Кларендон и его время. Странная история Эдварда Хайда, канцлера и изгнанника — страница 41 из 98

276–277]. Хайд включил в «Историю мятежа» рассказ о многочасовой беседе с навестившим его Пемброком, смысл которой сводился к тому, чтобы убедить собеседника согласиться с требованиями парламента. Любопытна аргументация лорда: в противном случае «мошенники и негодяи», засевшие в парламенте, создадут такую армию, которая вынудит парламент и самого короля согласиться с тем, что, в конце концов, приведет к республике (commonwealth— А. С.). Если королевская сторона пойдет на уступки и заключит договор, то Эссекс сохранит власть, после чего короля восстановят в правах, а люди, угрожавшие монархии, будут изгнаны. Хайд вспоминал, что некоторые его коллеги получили такие же «сумасбродные» предложения от тех, с кем были раньше в тесных отношениях: «Так пал у них дух, помутился рассудок и были разрушены убеждения» [7, III, 495].

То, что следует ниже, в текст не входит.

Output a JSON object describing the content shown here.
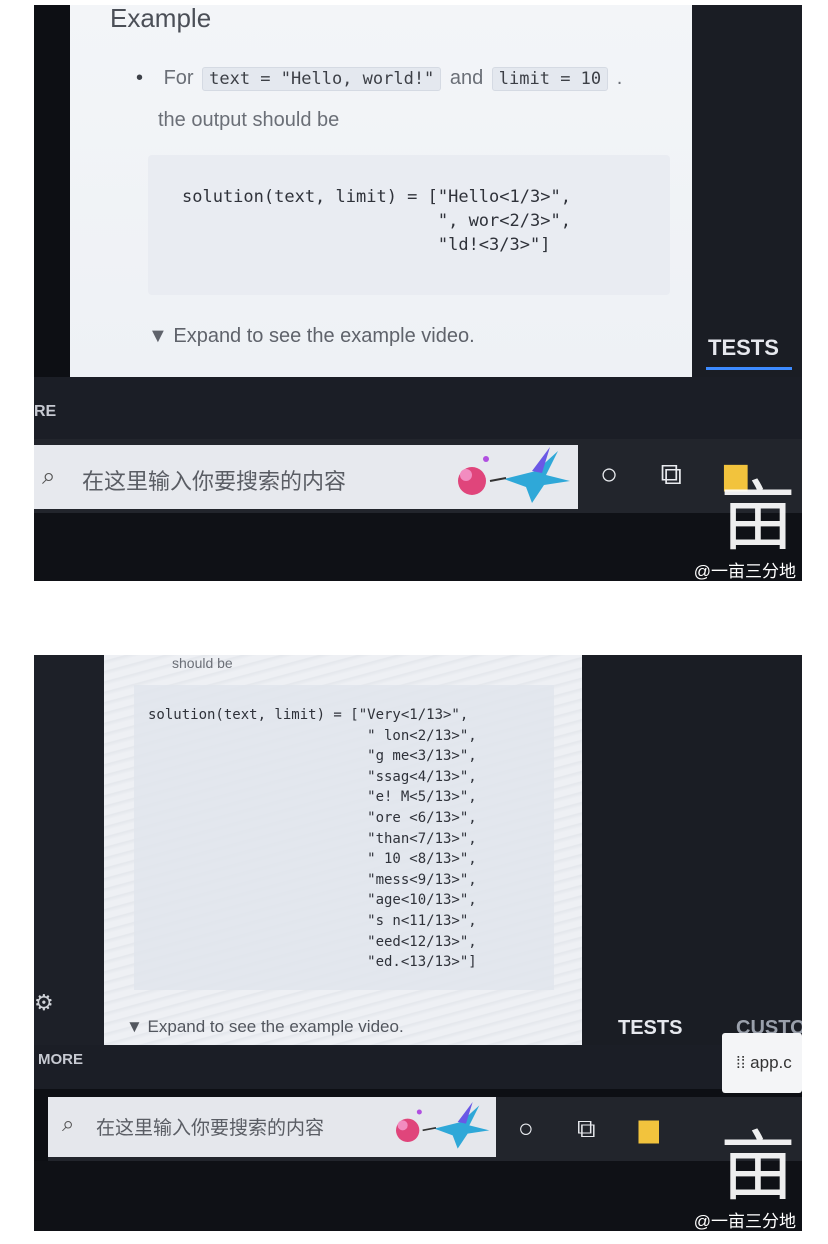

Провал переговоров привел к тому, что делегаты расстались «так сухо, будто не ожидали встретиться когда-нибудь еще». Конечно, для провала переговоров были предпосылки. Еще в декабре был организован суд над архиепископом Лодом. 72-летний старик находился в Тауэре в течение трех лет, фактически в роли заложника. Его обвиняли в намерении насадить папизм. Лод защищался мужественно, но приговор был предрешен. В «Истории мятежа» Хайд указал на свои заслуги в попытке спасти архиепископа, который был «всегда к нему расположен». Он предложил Карлу, чем бы ни завершился процесс, подписать помилование. Король согласился, документ был подготовлен с соблюдением всех необходимых формальностей, но парламент отклонил его, заявив, что монарх не имеет права миловать тех, кому он вынес приговор. 10 января архиепископу отрубили голову. Кларендон заметил, что эта казнь послужила дурным предзнаменованием для переговоров. Непосредственными причинами провала было утверждение в палате лордов ордонанса о создании армии «нового образца», что означало победу сторонников войны, а также известие из Шотландии о победе Монтроза над Аргайлом при Инверлохе. Карл явно преувеличил значение этого военного успеха, ибо обещание Монтроза прислать королю двадцать тысяч горцев были построены на песке. В лучшем случае он мог отвлечь часть армии Ковенанта от участия в военных действиях в Англии.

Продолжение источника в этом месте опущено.